ふと下を見れば、雲の切れ間から少しだけ青が見えた。
海だろう。

歌声の羽音は途切れることを知らず。
フライゴンの奏は疲れた様子を全く見せていない。

リーグに向かう道中。
シスイの思考はぐちゃぐちゃしていた。


(私はもうあそこを・・辞めたはずなのに・・)


リーグに囚われるのが嫌で。
家族達(ポケモン達)とのんびり生活したくて。

その旨をシスイはリーグ上層部に伝えた。
だが、リーグはそれを受け入れなかった。
『シスイ』という優秀な人材を失いたくはなかったからだ。
だが、彼女は諦めなかった。

来る日も来る日もその意を伝え続けた。

しかし、断固として上層部は首を縦に振らなかった。
そして、ついに強行突破に出たのだ。
リーグは数人の関係者を自宅に送り込み、
無駄な勝負を仕掛けてきた。

シスイの手持ちたちの弱点を確実につく汚い勝負。
次々と倒れていく仲間達にシスイは諦めるほかなかったのだ。

その時。

初めて抱いた憎悪の念にシスイはどうすることもできなかったのだった。



(この子達は・・私の命より大事な子達だから・・・)


だから、もう傷付けたくは・・なかった。





『・・・シスイ』
「・・!・・なぁに?奏」
『行くのが・・怖い?』
「え?」
『・・震えてるよ。手』


そう奏に言われ、ふと手元を見るとカタカタと自分の手が震えていた。


『俺はね、シスイ』
「・・・・うん・・」
『シスイが痛いって、辛いんだって顔を見るのが・・何よりも怖いんだ。あの時の顔がそうだったから』
「・・奏・・」
『シスイ、きっと責任感じてるんじゃない?
あの時、私の指示がちゃんとできなかったから・・とかさ』



奏はいつもより少しゆっくりめに飛びながら、時折シスイに視線をやって話を続けた。



『でもそれは違う。シスイの指示はいつものように的確だった。
だけどね・・あいつらが汚い勝負を仕掛けてきたから・・俺達はそれに気を取られすぎていた』


奏は淡々と話す。
シスイはそれを黙って聞いていた。
だが、奏のその声は今にも泣きそうで。


『だって・・ジュゴンの冷凍ビームを俺と牙に当てるなんてマナー違反だろ?
効果抜群だってわかってるからそんな事したんだろうけどさ。
案の定、予想もしない攻撃に俺と牙は倒れてしまったけど…』

だからシスイ。

奏はふと肩越しに彼女を見た。
かちりと視線がぶつかる。


『シスイがそんな顔する必要なんかないんだ。悪いのは全部あそこ。あの愚図野郎共の所為』
「・・・奏・・ありがとう・・」
『ううん。ホントはさ。きっとこれ珀の役目なんだろうけど。今回は譲ってもらうよ珀』


ふと奏はシスイのボールホルダーに視線をやった。


『・・・致し方ありません。
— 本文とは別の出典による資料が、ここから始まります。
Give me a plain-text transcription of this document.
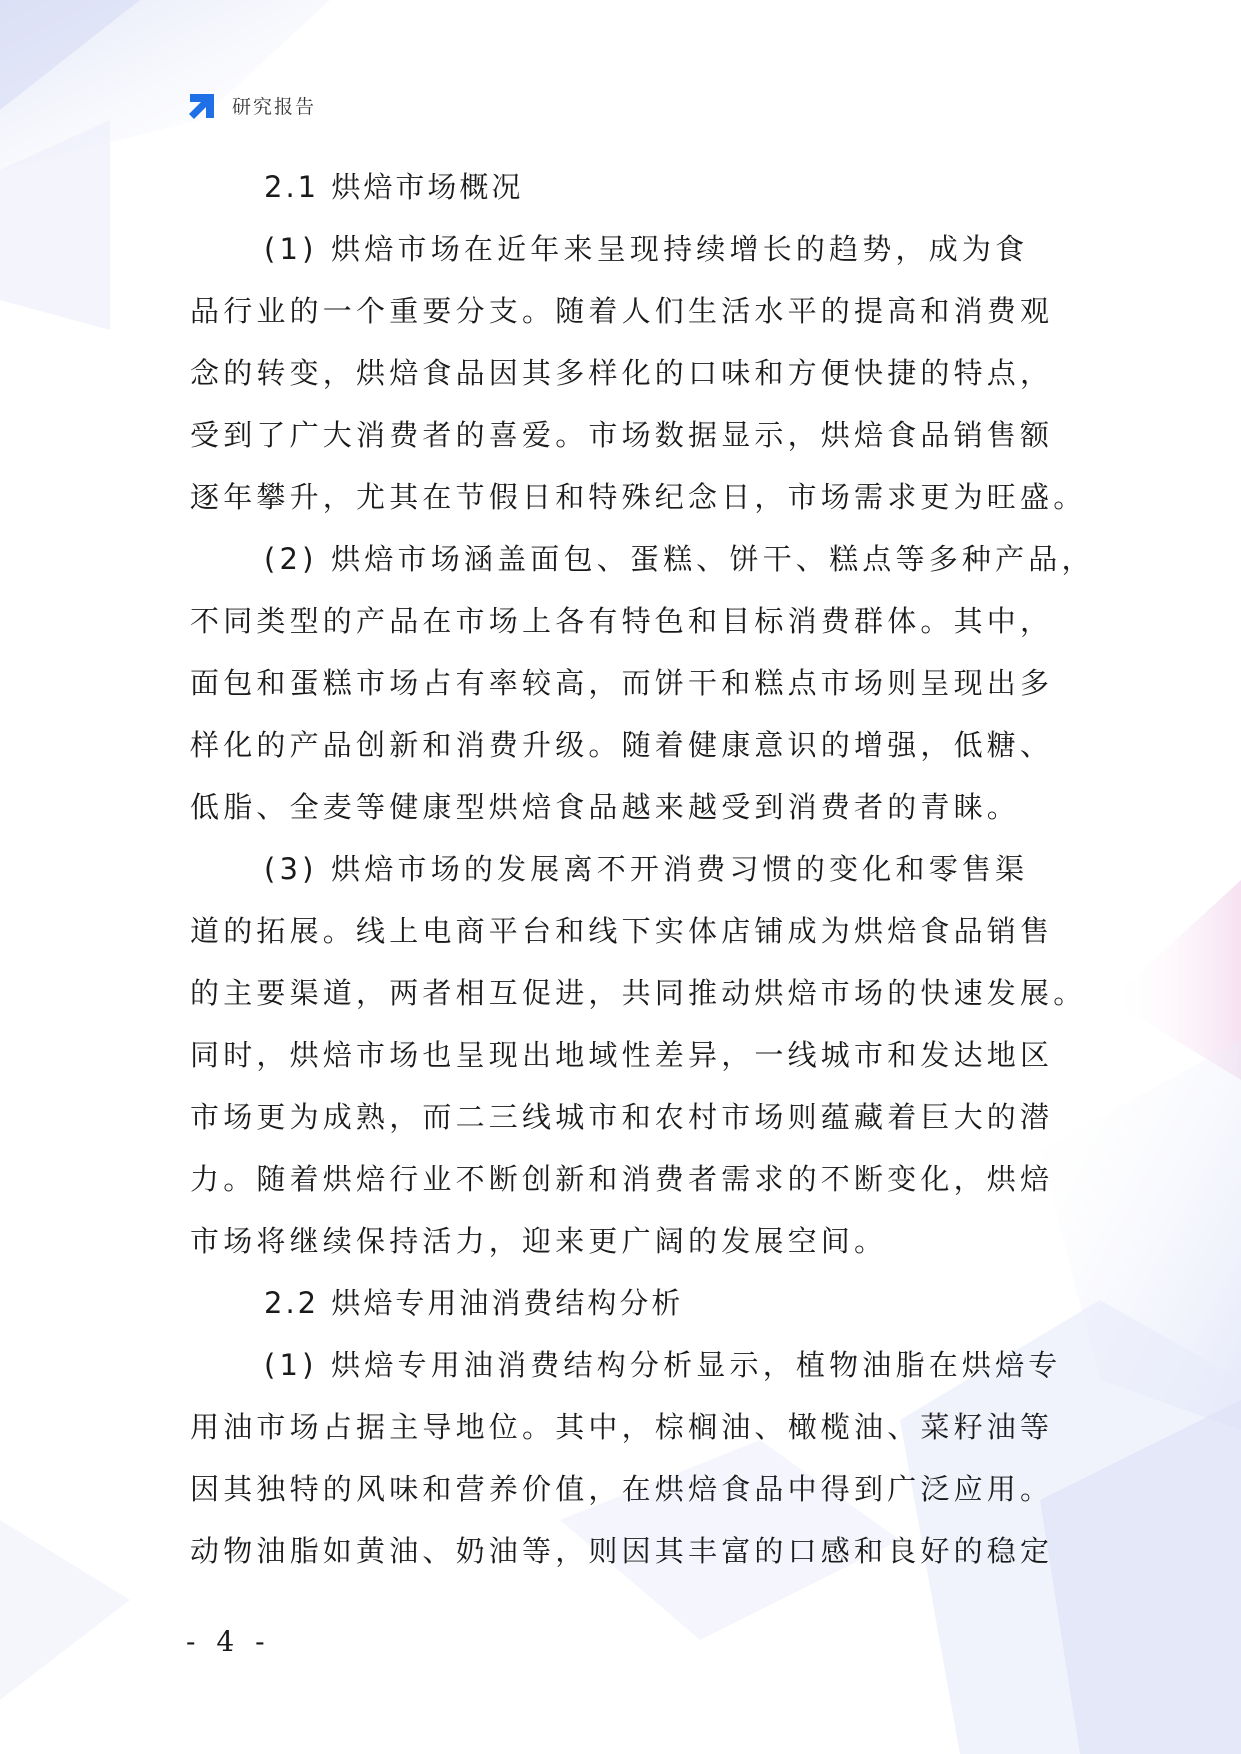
研究报告
2.1 烘焙市场概况
(1) 烘焙市场在近年来呈现持续增长的趋势，成为食
品行业的一个重要分支。随着人们生活水平的提高和消费观
念的转变，烘焙食品因其多样化的口味和方便快捷的特点，
受到了广大消费者的喜爱。市场数据显示，烘焙食品销售额
逐年攀升，尤其在节假日和特殊纪念日，市场需求更为旺盛。
(2) 烘焙市场涵盖面包、蛋糕、饼干、糕点等多种产品，
不同类型的产品在市场上各有特色和目标消费群体。其中，
面包和蛋糕市场占有率较高，而饼干和糕点市场则呈现出多
样化的产品创新和消费升级。随着健康意识的增强，低糖、
低脂、全麦等健康型烘焙食品越来越受到消费者的青睐。
(3) 烘焙市场的发展离不开消费习惯的变化和零售渠
道的拓展。线上电商平台和线下实体店铺成为烘焙食品销售
的主要渠道，两者相互促进，共同推动烘焙市场的快速发展。
同时，烘焙市场也呈现出地域性差异，一线城市和发达地区
市场更为成熟，而二三线城市和农村市场则蕴藏着巨大的潜
力。随着烘焙行业不断创新和消费者需求的不断变化，烘焙
市场将继续保持活力，迎来更广阔的发展空间。
2.2 烘焙专用油消费结构分析
(1) 烘焙专用油消费结构分析显示，植物油脂在烘焙专
用油市场占据主导地位。其中，棕榈油、橄榄油、菜籽油等
因其独特的风味和营养价值，在烘焙食品中得到广泛应用。
动物油脂如黄油、奶油等，则因其丰富的口感和良好的稳定
- 4 -
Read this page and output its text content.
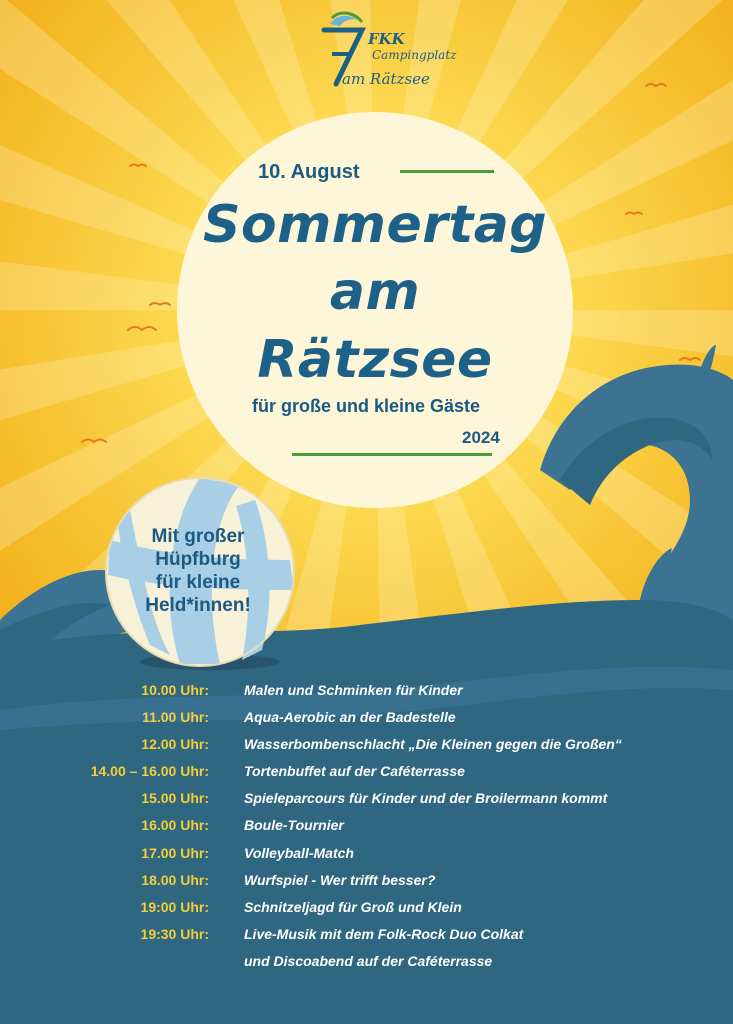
FKK
Campingplatz
am Rätzsee
10. August
Sommertag
am
Rätzsee
für große und kleine Gäste
2024
Mit großer
Hüpfburg
für kleine
Held*innen!
10.00 Uhr:	Malen und Schminken für Kinder
11.00 Uhr:	Aqua-Aerobic an der Badestelle
12.00 Uhr:	Wasserbombenschlacht „Die Kleinen gegen die Großen“
14.00 – 16.00 Uhr:	Tortenbuffet auf der Caféterrasse
15.00 Uhr:	Spieleparcours für Kinder und der Broilermann kommt
16.00 Uhr:	Boule-Tournier
17.00 Uhr:	Volleyball-Match
18.00 Uhr:	Wurfspiel - Wer trifft besser?
19:00 Uhr:	Schnitzeljagd für Groß und Klein
19:30 Uhr:	Live-Musik mit dem Folk-Rock Duo Colkat
und Discoabend auf der Caféterrasse
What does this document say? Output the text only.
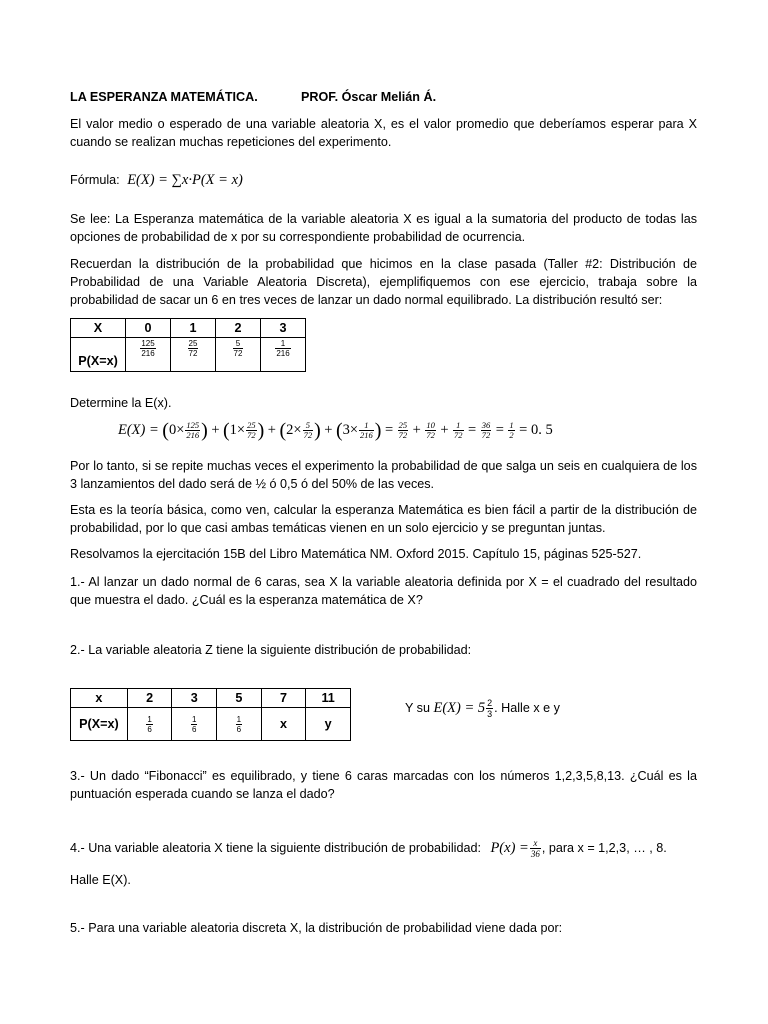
LA ESPERANZA MATEMÁTICA.	PROF. Óscar Melián Á.
El valor medio o esperado de una variable aleatoria X, es el valor promedio que deberíamos esperar para X cuando se realizan muchas repeticiones del experimento.
Fórmula: E(X) = ∑x·P(X = x)
Se lee: La Esperanza matemática de la variable aleatoria X es igual a la sumatoria del producto de todas las opciones de probabilidad de x por su correspondiente probabilidad de ocurrencia.
Recuerdan la distribución de la probabilidad que hicimos en la clase pasada (Taller #2: Distribución de Probabilidad de una Variable Aleatoria Discreta), ejemplifiquemos con ese ejercicio, trabaja sobre la probabilidad de sacar un 6 en tres veces de lanzar un dado normal equilibrado. La distribución resultó ser:
X	0	1	2	3
P(X=x)	$\frac{125}{216}$	$\frac{25}{72}$	$\frac{5}{72}$	$\frac{1}{216}$
Determine la E(x).
$E(X) = (0\times \frac{125}{216}$ ) + ($1\times \frac{25}{72}$ ) + ($2\times \frac{5}{72}$ ) + ($3\times \frac{1}{216}$ ) = $\frac{25}{72} + \frac{10}{72} + \frac{1}{72} = \frac{36}{72} = \frac{1}{2} = 0$. 5
Por lo tanto, si se repite muchas veces el experimento la probabilidad de que salga un seis en cualquiera de los 3 lanzamientos del dado será de ½ ó 0,5 ó del 50% de las veces.
Esta es la teoría básica, como ven, calcular la esperanza Matemática es bien fácil a partir de la distribución de probabilidad, por lo que casi ambas temáticas vienen en un solo ejercicio y se preguntan juntas.
Resolvamos la ejercitación 15B del Libro Matemática NM. Oxford 2015. Capítulo 15, páginas 525-527.
1.- Al lanzar un dado normal de 6 caras, sea X la variable aleatoria definida por X = el cuadrado del resultado que muestra el dado. ¿Cuál es la esperanza matemática de X?
2.- La variable aleatoria Z tiene la siguiente distribución de probabilidad:
x	2	3	5	7	11
P(X=x)	$\frac{1}{6}$	$\frac{1}{6}$	$\frac{1}{6}$	x	y
Y su $E(X) = 5 \frac{2}{3}$ . Halle x e y
3.- Un dado “Fibonacci” es equilibrado, y tiene 6 caras marcadas con los números 1,2,3,5,8,13. ¿Cuál es la puntuación esperada cuando se lanza el dado?
4.- Una variable aleatoria X tiene la siguiente distribución de probabilidad: $P(x) = \frac{x}{36}$ , para x = 1,2,3, … , 8.
Halle E(X).
5.- Para una variable aleatoria discreta X, la distribución de probabilidad viene dada por:
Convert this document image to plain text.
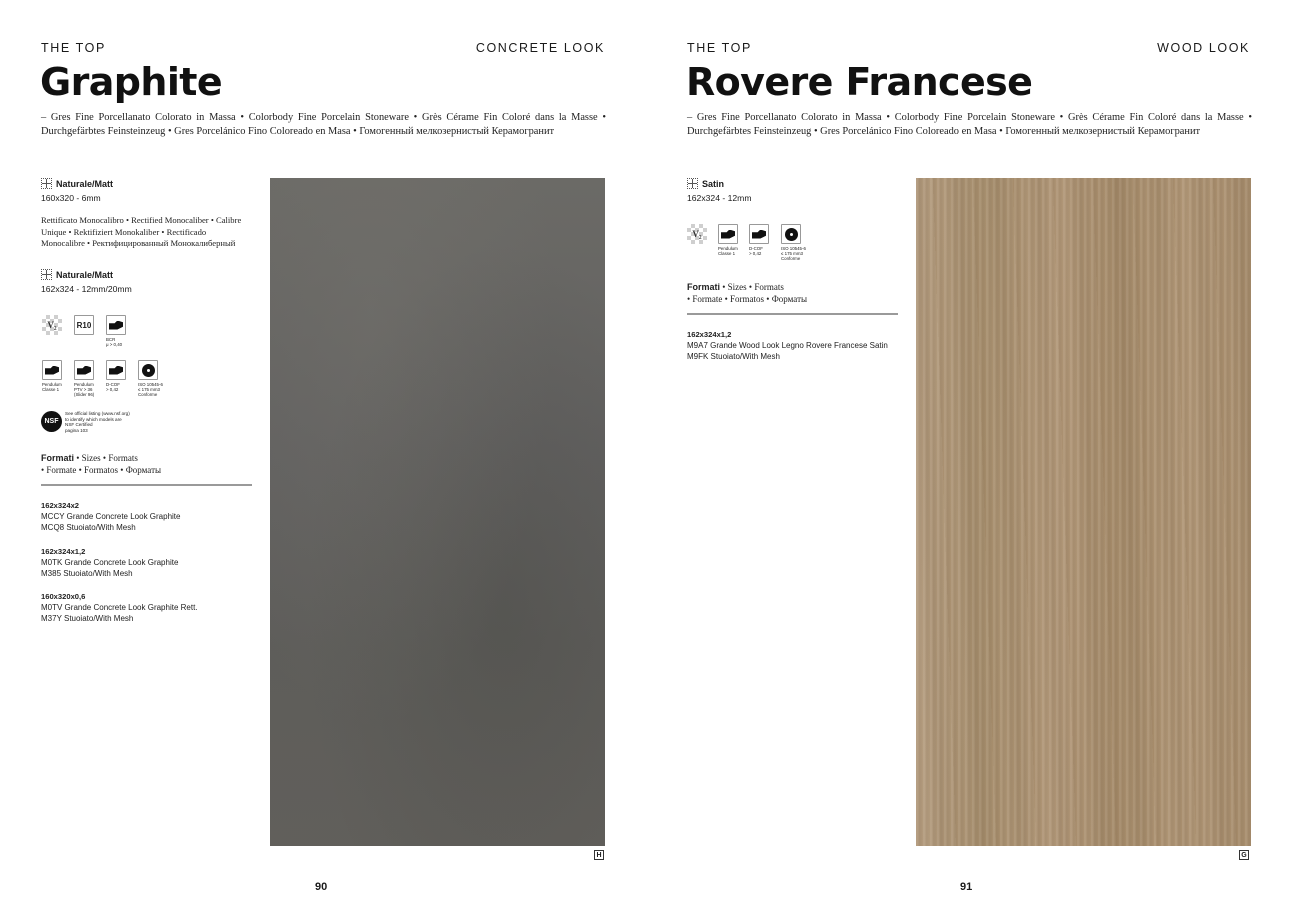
THE TOP	CONCRETE LOOK
Graphite
– Gres Fine Porcellanato Colorato in Massa • Colorbody Fine Porcelain Stoneware • Grès Cérame Fin Coloré dans la Masse • Durchgefärbtes Feinsteinzeug • Gres Porcelánico Fino Coloreado en Masa • Гомогенный мелкозернистый Керамогранит
Naturale/Matt
160x320 - 6mm
Rettificato Monocalibro • Rectified Monocaliber • Calibre Unique • Rektifiziert Monokaliber • Rectificado Monocalibre • Ректифицированный Монокалиберный
Naturale/Matt
162x324 - 12mm/20mm
V₂	R10
BCR
μ > 0,40
Pendulum
Classe 1
Pendulum
PTV > 36
(Slider 96)
D-COF
> 0,42
ISO 10545-6
≤ 175 mm3
Conforme
NSF
See official listing (www.nsf.org)
to identify which models are
NSF Certified
pagina 103
Formati • Sizes • Formats
• Formate • Formatos • Форматы
162x324x2
MCCY Grande Concrete Look Graphite
MCQ8 Stuoiato/With Mesh
162x324x1,2
M0TK Grande Concrete Look Graphite
M385 Stuoiato/With Mesh
160x320x0,6
M0TV Grande Concrete Look Graphite Rett.
M37Y Stuoiato/With Mesh
H
90
THE TOP	WOOD LOOK
Rovere Francese
– Gres Fine Porcellanato Colorato in Massa • Colorbody Fine Porcelain Stoneware • Grès Cérame Fin Coloré dans la Masse • Durchgefärbtes Feinsteinzeug • Gres Porcelánico Fino Coloreado en Masa • Гомогенный мелкозернистый Керамогранит
Satin
162x324 - 12mm
V₂
Pendulum
Classe 1
D-COF
> 0,42
ISO 10545-6
≤ 175 mm3
Conforme
Formati • Sizes • Formats
• Formate • Formatos • Форматы
162x324x1,2
M9A7 Grande Wood Look Legno Rovere Francese Satin
M9FK Stuoiato/With Mesh
G
91
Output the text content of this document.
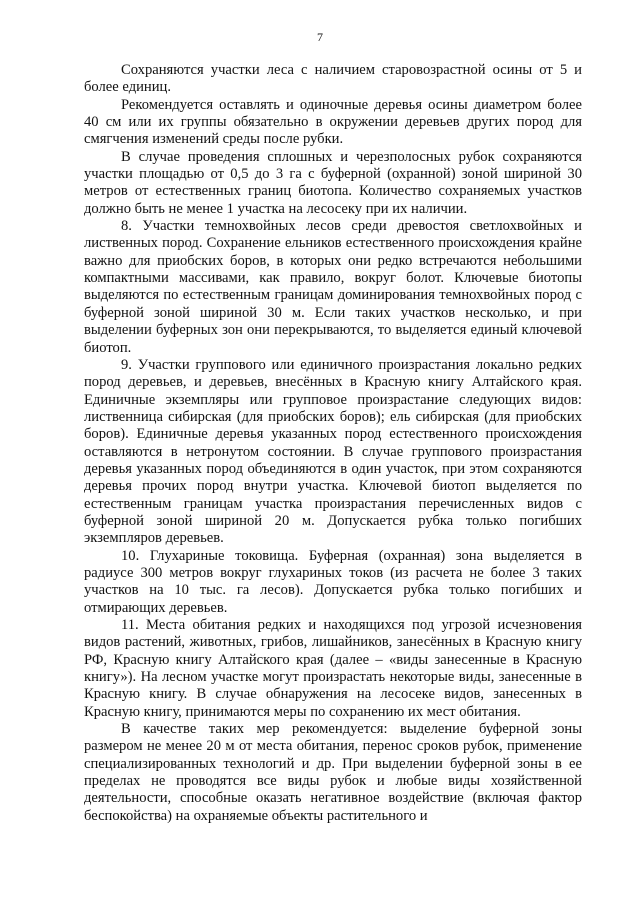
7

Сохраняются участки леса с наличием старовозрастной осины от 5 и более единиц.

Рекомендуется оставлять и одиночные деревья осины диаметром более 40 см или их группы обязательно в окружении деревьев других пород для смягчения изменений среды после рубки.

В случае проведения сплошных и черезполосных рубок сохраняются участки площадью от 0,5 до 3 га с буферной (охранной) зоной шириной 30 метров от естественных границ биотопа. Количество сохраняемых участков должно быть не менее 1 участка на лесосеку при их наличии.

8. Участки темнохвойных лесов среди древостоя светлохвойных и лиственных пород. Сохранение ельников естественного происхождения крайне важно для приобских боров, в которых они редко встречаются небольшими компактными массивами, как правило, вокруг болот. Ключевые биотопы выделяются по естественным границам доминирования темнохвойных пород с буферной зоной шириной 30 м. Если таких участков несколько, и при выделении буферных зон они перекрываются, то выделяется единый ключевой биотоп.

9. Участки группового или единичного произрастания локально редких пород деревьев, и деревьев, внесённых в Красную книгу Алтайского края. Единичные экземпляры или групповое произрастание следующих видов: лиственница сибирская (для приобских боров); ель сибирская (для приобских боров). Единичные деревья указанных пород естественного происхождения оставляются в нетронутом состоянии. В случае группового произрастания деревья указанных пород объединяются в один участок, при этом сохраняются деревья прочих пород внутри участка. Ключевой биотоп выделяется по естественным границам участка произрастания перечисленных видов с буферной зоной шириной 20 м. Допускается рубка только погибших экземпляров деревьев.

10. Глухариные токовища. Буферная (охранная) зона выделяется в радиусе 300 метров вокруг глухариных токов (из расчета не более 3 таких участков на 10 тыс. га лесов). Допускается рубка только погибших и отмирающих деревьев.

11. Места обитания редких и находящихся под угрозой исчезновения видов растений, животных, грибов, лишайников, занесённых в Красную книгу РФ, Красную книгу Алтайского края (далее – «виды занесенные в Красную книгу»). На лесном участке могут произрастать некоторые виды, занесенные в Красную книгу. В случае обнаружения на лесосеке видов, занесенных в Красную книгу, принимаются меры по сохранению их мест обитания.

В качестве таких мер рекомендуется: выделение буферной зоны размером не менее 20 м от места обитания, перенос сроков рубок, применение специализированных технологий и др. При выделении буферной зоны в ее пределах не проводятся все виды рубок и любые виды хозяйственной деятельности, способные оказать негативное воздействие (включая фактор беспокойства) на охраняемые объекты растительного и
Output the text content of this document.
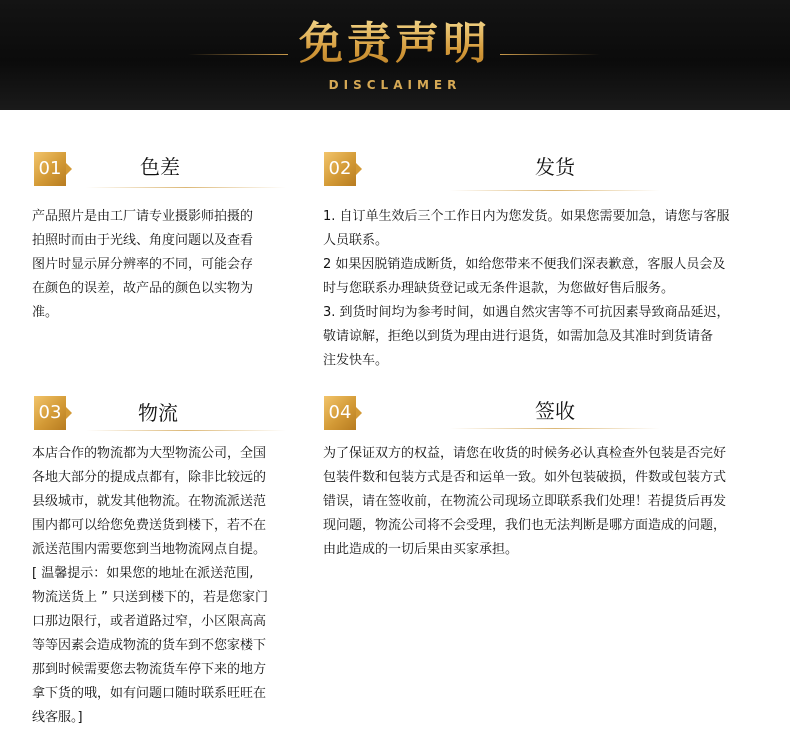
免责声明
DISCLAIMER
01	色差

产品照片是由工厂请专业摄影师拍摄的

拍照时而由于光线、角度问题以及查看

图片时显示屏分辨率的不同，可能会存

在颜色的误差，故产品的颜色以实物为

准。

02	发货

1. 自订单生效后三个工作日内为您发货。如果您需要加急，请您与客服

人员联系。

2 如果因脱销造成断货，如给您带来不便我们深表歉意，客服人员会及

时与您联系办理缺货登记或无条件退款，为您做好售后服务。

3. 到货时间均为参考时间，如遇自然灾害等不可抗因素导致商品延迟，

敬请谅解，拒绝以到货为理由进行退货，如需加急及其准时到货请备

注发快车。

03	物流

本店合作的物流都为大型物流公司，全国

各地大部分的提成点都有，除非比较远的

县级城市，就发其他物流。在物流派送范

围内都可以给您免费送货到楼下，若不在

派送范围内需要您到当地物流网点自提。

[ 温馨提示：如果您的地址在派送范围,

物流送货上 ” 只送到楼下的，若是您家门

口那边限行，或者道路过窄，小区限高高

等等因素会造成物流的货车到不您家楼下

那到时候需要您去物流货车停下来的地方

拿下货的哦，如有问题口随时联系旺旺在

线客服。]

04	签收

为了保证双方的权益，请您在收货的时候务必认真检查外包装是否完好

包装件数和包装方式是否和运单一致。如外包装破损，件数或包装方式

错误，请在签收前，在物流公司现场立即联系我们处理！若提货后再发

现问题，物流公司将不会受理，我们也无法判断是哪方面造成的问题，

由此造成的一切后果由买家承担。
今回だけ、ですからね奏』

と珀のボールから少しだけ悔しそうな声音が聞こえてきて、シスイは思わずクスッと笑みを零した。


『わかってるわかってる。少しは元気になった?シスイ』
「・・うん。大丈夫」
『よかった。・・お。えー・・まもなくトクサネ上空通過致しまーす』



奏の言葉の数々がシスイの心にすーっと染み渡っていった。

そう。大丈夫・・大丈夫。
私はまだまだやっていける。
この子達を守っていける。

そう新たな決意を胸にサイユウシティ。
ポケモンリーグ本部へと向かうのだった。